Breakfast smoothies are a favourite in our home as they are quick and easy, not to mention healthy and the added bonus is, I get to enjoy most of my daily fruit quota in one go.

ingredients: (makes 2)
200 g strawberries
1 large or 2 small ripe bananas
½ cup plain natural unsweetened yoghurt
1 tsp runny honey (optional – although if the strawberries are ripe and sweet there is no need for the honey)
500 ml low fat milk

  1. Rinse strawberries to remove any dirt and remove green stalks and leaves, halve or quarter if they’re quite big.
  2. Peel and roughly chop the bananas and add to the strawberries.
  3. Add the yoghurt, honey (if using) and milk.
  4. Blitz with a stick whizz mixer,  use a liquidiser or perhaps you have one of those fancy new smoothie machines, whatever – blend until relatively smooth.
  5. Split into two glasses and enjoy!

Mexican Chicken Sunshine Salad

There is something about Corn in a salad that always makes me smile – it’s a little like having Sunshine on a plate. This is by no means a traditional Mexican salad but it has enough of the basic ingredients and spices so I think it qualifies. The rest is pretty much what I had in the fridge at the time and it’s amazing how fresh ingredients work really well together so you don’t end up having to throw veges out after being in the fridge too long.

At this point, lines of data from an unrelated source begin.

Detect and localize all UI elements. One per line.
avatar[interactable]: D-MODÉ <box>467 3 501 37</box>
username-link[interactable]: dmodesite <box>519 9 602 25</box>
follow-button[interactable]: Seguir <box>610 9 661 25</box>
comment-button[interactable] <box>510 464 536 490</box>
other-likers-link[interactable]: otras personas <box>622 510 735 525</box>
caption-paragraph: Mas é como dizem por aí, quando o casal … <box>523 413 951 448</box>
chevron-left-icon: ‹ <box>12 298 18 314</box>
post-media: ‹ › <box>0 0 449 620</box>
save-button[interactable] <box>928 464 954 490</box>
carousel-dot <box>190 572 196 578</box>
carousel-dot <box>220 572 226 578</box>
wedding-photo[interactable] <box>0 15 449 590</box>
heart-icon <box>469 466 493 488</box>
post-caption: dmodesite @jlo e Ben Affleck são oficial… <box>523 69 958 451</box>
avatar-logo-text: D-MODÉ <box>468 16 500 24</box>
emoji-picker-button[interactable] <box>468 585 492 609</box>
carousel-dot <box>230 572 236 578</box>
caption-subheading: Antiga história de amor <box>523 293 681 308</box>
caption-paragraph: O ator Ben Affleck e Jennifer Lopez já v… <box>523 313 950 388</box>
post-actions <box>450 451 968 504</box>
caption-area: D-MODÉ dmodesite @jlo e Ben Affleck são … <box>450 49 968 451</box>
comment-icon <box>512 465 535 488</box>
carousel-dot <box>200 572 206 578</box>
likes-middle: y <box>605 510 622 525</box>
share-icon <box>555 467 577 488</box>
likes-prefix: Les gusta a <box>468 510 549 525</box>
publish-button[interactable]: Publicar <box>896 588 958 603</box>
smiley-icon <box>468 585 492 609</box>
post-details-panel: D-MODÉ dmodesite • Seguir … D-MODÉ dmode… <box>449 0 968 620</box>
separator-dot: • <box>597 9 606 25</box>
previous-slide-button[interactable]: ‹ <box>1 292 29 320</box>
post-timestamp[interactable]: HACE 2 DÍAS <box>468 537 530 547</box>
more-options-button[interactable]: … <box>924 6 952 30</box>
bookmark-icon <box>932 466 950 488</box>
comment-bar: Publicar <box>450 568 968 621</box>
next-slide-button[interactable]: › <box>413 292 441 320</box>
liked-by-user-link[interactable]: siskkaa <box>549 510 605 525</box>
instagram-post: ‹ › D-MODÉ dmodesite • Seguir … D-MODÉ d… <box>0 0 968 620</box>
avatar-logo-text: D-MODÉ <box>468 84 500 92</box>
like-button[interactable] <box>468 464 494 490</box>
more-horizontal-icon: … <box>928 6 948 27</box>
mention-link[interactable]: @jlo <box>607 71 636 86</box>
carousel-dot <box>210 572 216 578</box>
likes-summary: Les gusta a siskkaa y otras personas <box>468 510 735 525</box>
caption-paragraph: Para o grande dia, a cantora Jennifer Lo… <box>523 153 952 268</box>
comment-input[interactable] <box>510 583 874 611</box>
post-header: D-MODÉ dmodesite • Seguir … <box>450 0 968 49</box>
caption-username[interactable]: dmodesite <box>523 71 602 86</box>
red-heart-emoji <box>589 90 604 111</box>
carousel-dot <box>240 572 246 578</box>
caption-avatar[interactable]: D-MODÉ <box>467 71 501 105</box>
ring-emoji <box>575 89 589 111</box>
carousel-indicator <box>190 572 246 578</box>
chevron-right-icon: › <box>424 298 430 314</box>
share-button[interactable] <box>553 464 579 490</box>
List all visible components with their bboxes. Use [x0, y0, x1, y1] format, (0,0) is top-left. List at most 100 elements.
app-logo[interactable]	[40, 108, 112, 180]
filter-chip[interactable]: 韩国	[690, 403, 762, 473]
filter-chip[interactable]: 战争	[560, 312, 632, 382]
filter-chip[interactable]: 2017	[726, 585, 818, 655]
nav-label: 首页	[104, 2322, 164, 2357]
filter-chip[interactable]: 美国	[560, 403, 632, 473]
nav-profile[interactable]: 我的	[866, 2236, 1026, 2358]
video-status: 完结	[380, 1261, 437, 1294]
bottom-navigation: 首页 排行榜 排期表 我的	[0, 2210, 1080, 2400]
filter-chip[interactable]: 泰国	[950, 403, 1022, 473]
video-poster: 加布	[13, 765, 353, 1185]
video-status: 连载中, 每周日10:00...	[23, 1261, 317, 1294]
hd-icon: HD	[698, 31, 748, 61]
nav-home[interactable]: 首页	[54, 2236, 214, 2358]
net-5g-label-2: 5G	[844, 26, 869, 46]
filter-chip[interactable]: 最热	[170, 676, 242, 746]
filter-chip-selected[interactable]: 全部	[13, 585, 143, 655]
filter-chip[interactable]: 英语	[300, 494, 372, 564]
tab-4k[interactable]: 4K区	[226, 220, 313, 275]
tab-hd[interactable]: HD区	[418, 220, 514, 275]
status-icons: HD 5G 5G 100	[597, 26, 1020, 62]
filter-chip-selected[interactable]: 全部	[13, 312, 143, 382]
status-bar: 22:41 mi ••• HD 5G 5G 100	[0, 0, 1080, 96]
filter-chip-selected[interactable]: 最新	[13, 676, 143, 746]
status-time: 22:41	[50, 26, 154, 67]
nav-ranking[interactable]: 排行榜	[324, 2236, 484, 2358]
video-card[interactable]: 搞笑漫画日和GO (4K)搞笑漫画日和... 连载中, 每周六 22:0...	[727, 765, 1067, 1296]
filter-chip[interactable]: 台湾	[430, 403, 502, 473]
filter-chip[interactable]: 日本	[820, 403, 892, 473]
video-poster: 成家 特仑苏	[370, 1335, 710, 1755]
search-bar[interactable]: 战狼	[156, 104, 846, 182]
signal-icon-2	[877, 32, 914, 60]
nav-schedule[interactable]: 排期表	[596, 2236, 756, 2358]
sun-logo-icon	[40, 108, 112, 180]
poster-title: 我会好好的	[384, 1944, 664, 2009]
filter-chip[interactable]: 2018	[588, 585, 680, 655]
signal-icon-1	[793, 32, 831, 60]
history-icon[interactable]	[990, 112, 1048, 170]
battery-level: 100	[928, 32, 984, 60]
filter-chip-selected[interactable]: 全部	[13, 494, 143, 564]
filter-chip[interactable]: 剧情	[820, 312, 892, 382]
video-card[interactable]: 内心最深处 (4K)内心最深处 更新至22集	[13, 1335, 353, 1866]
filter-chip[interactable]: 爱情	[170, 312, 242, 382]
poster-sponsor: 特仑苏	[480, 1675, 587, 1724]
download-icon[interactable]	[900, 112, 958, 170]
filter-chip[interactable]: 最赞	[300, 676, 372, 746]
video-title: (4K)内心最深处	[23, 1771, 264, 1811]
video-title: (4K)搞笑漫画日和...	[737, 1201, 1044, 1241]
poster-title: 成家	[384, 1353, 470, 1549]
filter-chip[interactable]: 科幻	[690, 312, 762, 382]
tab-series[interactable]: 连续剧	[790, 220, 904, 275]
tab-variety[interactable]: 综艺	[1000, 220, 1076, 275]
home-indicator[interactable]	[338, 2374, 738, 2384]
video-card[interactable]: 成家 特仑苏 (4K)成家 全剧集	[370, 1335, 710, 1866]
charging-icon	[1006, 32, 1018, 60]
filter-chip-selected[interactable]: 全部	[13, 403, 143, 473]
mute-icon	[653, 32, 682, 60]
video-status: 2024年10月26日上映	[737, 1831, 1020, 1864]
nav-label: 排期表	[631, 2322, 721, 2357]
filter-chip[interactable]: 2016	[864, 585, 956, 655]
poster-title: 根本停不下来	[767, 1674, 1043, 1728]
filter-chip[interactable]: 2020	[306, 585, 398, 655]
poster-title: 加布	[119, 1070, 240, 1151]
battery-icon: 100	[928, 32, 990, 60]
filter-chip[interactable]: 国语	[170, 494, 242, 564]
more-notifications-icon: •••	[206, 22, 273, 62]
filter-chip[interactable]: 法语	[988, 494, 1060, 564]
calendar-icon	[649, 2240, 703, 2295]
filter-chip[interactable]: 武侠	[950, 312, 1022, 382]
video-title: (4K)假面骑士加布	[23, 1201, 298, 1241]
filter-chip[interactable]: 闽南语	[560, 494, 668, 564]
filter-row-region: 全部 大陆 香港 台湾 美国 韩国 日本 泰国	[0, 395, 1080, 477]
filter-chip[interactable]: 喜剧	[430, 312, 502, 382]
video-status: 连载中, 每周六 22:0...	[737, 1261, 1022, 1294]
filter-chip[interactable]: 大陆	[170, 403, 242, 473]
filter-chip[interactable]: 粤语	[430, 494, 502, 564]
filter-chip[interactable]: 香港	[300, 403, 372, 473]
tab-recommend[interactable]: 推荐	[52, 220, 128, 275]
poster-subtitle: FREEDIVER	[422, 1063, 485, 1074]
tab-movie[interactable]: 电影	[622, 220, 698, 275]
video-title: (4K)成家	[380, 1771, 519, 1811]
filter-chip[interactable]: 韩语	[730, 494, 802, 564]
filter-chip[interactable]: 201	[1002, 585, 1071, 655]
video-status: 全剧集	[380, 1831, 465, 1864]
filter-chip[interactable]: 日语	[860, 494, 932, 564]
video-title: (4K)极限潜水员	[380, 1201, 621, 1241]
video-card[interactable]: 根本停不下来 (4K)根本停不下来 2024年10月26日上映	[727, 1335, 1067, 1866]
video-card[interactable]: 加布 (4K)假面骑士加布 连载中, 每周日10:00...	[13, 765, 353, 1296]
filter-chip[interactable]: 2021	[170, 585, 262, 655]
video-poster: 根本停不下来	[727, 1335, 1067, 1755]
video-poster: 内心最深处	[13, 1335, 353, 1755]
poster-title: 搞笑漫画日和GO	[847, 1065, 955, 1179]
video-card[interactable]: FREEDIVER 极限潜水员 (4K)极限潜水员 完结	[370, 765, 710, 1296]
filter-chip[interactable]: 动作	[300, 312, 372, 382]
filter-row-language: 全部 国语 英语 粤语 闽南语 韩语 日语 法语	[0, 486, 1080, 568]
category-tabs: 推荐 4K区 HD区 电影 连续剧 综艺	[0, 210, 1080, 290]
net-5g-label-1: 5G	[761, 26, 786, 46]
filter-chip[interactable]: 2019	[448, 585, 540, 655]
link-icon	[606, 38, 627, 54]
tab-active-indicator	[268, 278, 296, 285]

Mexican Chicken Sunshine Salad

Use your imagination, get inspiration from the fresh produce lining the supermarket aisles, it’s also cheaper using seasonal ingredients, so this (or various versions of this) has become one of my all-time Summer fave’s. Served warm or cold, both are equally good.

2 firm ripe tomatoes
half a cucumber
1 red pepper (capsicum)
1 cup corn (frozen will do or use 2 fresh ears of corn)
1 tin chickpeas
2 Tbsp oil
2 large chicken breasts or 4 deboned thighs
8 asparagus spears
Mexican seasoning (or make your own – see below)
Corn chips

  1. Wash and dice the tomatoes, cucumber and capsicum into similar sizes.
  2. Cook the frozen corn in the microwave or in a pot of boiling water on the stove for a minute or two. Drain and set aside.
  3. If using fresh ears of corn, either boil them until cooked or sear them whole on a hot plate. When cool enough to handle, carefully cut all corn off the husk and add the corn to the chopped veges.
  4. Drain the chickpeas well and add to the bowl.
  5. Dice the chicken and depending on how spicy you like your salad, sprinkle the chicken with the seasoning or coat liberally – up to you.
  6. Heat the oil in a skillet and gently fry the chicken until cooked through but not tough – that’s why I prefer to use thighs as they retain moisture better than breasts. Don’t let their darker colour put you off. Thighs are a darker meat than breasts and I think they are a lot more full of flavour!
  7. Drain the chicken on a little kitchen towel as you don’t want an oily salad and add to the bowl.
  8. Sear the asparagus in the same skillet in the juice from the chicken, or, if you prefer, steam or par-boil them, but please don’t overdo it as there is nothing worse than limp over cooked asparagus!
  9. Cut into 2 cm lengths, drain if necessary and add to the salad.
  10. No need for a dressing as the juices and flavours on the chicken and asparagus will coat the rest of the ingredients.
  11. Serve with a bowl of corn chips and a little sour cream if you like.
  12. Voila! or !ahí está! in Spanish (or so I’m told).

Mexican seasoning:
½ tsp each: sea salt, freshly ground black pepper
1 tsp each: chilli powder, garlic powder, onion powder (or dried fried onions)
1½ tsp each: crushed red pepper flakes, dried oregano, ground cumin
2 tsp: paprika
1 pinch each: ground cinnamon, ground cloves

  1. Mix all of the above together in a bowl and store in an airtight container away from direct light or heat.
  2. Use as needed.
  3. Add more or less chilli to suit your taste.